A justificativa, conforme o especialista, é que uma crise de saúde pública gera efeitos tanto na demanda quanto na oferta. E, embora em um cenário de pandemia, o isolamento social seja fundamental para controlar o avanço da doença, a medida leva os setores econômicos para um “estado de coma” de grandes consequências.

“No curto prazo, o efeito dramático ocorrerá no consumo e também na oferta por determinados segmentos, como transporte e serviços. Já está ocorrendo. Mas para o médio e longo prazos, vai depender do ritmo de controle do vírus”, completou.

Sobre as medidas que o governo federal vem adotando, como forma de diminuir as consequências na área econômica, Braga avaliou como paliativas e não totalmente corretas. Segundo ele, o problema é que tentar estimular a demanda em um cenário como o atual, não vai surtir grandes efeitos.

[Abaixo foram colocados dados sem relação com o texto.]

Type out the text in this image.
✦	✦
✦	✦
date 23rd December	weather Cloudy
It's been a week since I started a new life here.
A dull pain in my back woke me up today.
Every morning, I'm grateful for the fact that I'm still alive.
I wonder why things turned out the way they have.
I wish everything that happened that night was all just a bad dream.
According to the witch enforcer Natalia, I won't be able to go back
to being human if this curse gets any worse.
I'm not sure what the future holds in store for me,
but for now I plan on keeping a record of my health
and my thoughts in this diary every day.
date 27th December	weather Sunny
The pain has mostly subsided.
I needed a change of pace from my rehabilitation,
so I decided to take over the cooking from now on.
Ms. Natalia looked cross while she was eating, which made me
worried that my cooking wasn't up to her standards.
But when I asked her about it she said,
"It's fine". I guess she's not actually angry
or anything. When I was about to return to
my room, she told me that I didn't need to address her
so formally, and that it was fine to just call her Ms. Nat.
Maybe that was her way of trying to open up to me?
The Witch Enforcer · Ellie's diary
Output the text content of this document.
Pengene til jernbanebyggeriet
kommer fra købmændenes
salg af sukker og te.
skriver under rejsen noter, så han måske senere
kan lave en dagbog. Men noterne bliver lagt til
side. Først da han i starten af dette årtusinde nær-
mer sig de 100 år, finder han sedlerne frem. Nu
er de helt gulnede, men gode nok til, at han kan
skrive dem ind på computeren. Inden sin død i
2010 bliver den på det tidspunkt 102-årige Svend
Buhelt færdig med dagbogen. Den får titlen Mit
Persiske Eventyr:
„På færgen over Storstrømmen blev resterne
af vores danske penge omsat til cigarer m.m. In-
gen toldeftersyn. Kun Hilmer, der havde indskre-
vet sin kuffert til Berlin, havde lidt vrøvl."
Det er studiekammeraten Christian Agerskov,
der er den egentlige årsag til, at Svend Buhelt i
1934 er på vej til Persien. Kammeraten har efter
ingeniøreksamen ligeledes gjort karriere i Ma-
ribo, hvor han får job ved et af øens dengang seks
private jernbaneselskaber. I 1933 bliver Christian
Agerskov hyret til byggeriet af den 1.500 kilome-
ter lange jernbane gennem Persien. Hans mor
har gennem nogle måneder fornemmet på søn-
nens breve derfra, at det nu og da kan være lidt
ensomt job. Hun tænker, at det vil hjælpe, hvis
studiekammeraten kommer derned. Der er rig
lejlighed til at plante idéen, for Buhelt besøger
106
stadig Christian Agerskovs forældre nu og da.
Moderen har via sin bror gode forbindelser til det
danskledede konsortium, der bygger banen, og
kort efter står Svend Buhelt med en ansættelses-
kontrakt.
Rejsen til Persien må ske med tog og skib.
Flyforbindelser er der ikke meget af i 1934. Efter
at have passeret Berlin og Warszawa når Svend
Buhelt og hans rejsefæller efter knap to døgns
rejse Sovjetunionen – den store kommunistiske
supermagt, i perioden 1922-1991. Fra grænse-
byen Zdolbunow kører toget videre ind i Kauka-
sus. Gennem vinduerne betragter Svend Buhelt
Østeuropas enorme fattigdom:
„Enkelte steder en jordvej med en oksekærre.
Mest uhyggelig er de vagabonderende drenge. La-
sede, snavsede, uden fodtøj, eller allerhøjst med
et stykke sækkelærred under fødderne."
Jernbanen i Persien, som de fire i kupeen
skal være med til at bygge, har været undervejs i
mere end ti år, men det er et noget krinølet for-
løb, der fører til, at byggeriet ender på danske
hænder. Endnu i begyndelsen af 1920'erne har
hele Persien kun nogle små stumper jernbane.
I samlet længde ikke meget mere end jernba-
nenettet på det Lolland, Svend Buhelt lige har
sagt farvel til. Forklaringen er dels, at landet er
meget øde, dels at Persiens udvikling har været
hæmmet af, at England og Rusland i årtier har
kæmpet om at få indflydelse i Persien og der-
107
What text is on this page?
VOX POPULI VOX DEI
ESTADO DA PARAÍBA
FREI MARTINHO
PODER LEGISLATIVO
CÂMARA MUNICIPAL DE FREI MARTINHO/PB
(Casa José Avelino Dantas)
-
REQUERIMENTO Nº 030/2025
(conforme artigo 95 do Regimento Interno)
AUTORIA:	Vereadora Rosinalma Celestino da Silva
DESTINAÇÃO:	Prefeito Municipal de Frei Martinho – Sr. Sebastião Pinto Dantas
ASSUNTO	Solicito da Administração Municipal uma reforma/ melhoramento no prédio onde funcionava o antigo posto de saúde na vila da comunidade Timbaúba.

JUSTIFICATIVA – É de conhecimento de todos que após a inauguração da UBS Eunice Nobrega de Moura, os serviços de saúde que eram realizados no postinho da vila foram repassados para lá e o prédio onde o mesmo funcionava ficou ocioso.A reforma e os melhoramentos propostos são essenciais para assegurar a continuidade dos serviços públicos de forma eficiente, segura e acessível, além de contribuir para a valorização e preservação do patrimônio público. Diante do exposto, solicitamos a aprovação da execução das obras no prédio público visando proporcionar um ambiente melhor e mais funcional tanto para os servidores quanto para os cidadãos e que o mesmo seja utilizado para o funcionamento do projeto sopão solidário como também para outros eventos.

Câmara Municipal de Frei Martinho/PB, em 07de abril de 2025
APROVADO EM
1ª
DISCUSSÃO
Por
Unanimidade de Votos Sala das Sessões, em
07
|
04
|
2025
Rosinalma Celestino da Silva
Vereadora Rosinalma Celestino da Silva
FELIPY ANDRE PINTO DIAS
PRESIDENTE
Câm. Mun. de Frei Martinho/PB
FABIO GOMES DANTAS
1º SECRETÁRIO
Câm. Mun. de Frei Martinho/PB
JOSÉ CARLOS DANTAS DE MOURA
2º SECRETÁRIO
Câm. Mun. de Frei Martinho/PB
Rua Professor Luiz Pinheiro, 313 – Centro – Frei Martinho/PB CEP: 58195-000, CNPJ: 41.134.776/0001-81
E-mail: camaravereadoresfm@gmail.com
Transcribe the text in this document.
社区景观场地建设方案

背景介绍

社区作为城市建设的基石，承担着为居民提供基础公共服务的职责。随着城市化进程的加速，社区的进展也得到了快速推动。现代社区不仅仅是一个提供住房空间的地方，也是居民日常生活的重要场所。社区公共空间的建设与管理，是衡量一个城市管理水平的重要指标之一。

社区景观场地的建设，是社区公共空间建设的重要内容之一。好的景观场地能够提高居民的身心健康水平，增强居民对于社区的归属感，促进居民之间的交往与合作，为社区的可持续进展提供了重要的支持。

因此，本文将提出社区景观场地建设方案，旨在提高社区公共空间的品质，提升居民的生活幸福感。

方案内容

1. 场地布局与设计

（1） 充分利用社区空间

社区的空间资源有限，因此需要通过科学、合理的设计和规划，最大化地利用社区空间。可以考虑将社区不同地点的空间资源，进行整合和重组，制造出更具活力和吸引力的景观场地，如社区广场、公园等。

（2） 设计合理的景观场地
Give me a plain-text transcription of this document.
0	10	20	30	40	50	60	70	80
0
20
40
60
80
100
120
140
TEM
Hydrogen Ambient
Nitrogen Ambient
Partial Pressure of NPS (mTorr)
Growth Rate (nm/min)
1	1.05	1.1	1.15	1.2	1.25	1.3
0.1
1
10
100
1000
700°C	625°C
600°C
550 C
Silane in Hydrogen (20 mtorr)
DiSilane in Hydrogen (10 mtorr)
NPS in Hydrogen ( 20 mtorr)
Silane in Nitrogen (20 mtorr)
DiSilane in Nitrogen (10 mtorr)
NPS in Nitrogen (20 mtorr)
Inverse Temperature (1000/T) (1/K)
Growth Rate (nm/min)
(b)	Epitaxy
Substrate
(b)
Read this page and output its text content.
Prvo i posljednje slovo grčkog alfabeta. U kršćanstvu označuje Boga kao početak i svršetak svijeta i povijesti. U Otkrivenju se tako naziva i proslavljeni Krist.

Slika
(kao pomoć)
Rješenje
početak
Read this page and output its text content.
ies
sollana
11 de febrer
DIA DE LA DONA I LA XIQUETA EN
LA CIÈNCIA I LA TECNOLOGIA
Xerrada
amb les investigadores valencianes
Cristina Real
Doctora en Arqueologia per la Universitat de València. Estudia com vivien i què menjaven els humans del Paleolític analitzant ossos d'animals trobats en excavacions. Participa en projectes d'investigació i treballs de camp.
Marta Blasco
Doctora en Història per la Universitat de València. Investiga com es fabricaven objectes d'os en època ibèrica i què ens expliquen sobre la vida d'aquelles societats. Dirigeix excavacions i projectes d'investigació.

O professor do Departamento de Economia da PUC Minas, Durval Fernandes, por sua vez, disse que o viés liberal adotado pelo governo Bolsonaro poderá piorar a situação. Ele justificou que diante do risco iminente de problemas sociais após o ápice do coronavírus no País, outras medidas deveriam ser tomadas.

“Os efeitos serão catastróficos em todo o mundo. Países com economias mais robustas terão alguma saída. Neste ponto, é bom lembrar que o Brasil já não se encontrava em boa situação e os impactos poderão ser ainda piores”, adiantou.

Como exemplo, ele citou a permissão do governo a empresas e órgãos públicos de cortarem até metade dos salários e da jornada de trabalho de funcionários, regidos pela Consolidação das Leis do Trabalho (CLT). “Isso vai aumentar a pobreza. Enquanto em outros países o governo está caminhando para ajudar as pessoas, aqui tendem a deixar à própria sorte da população”.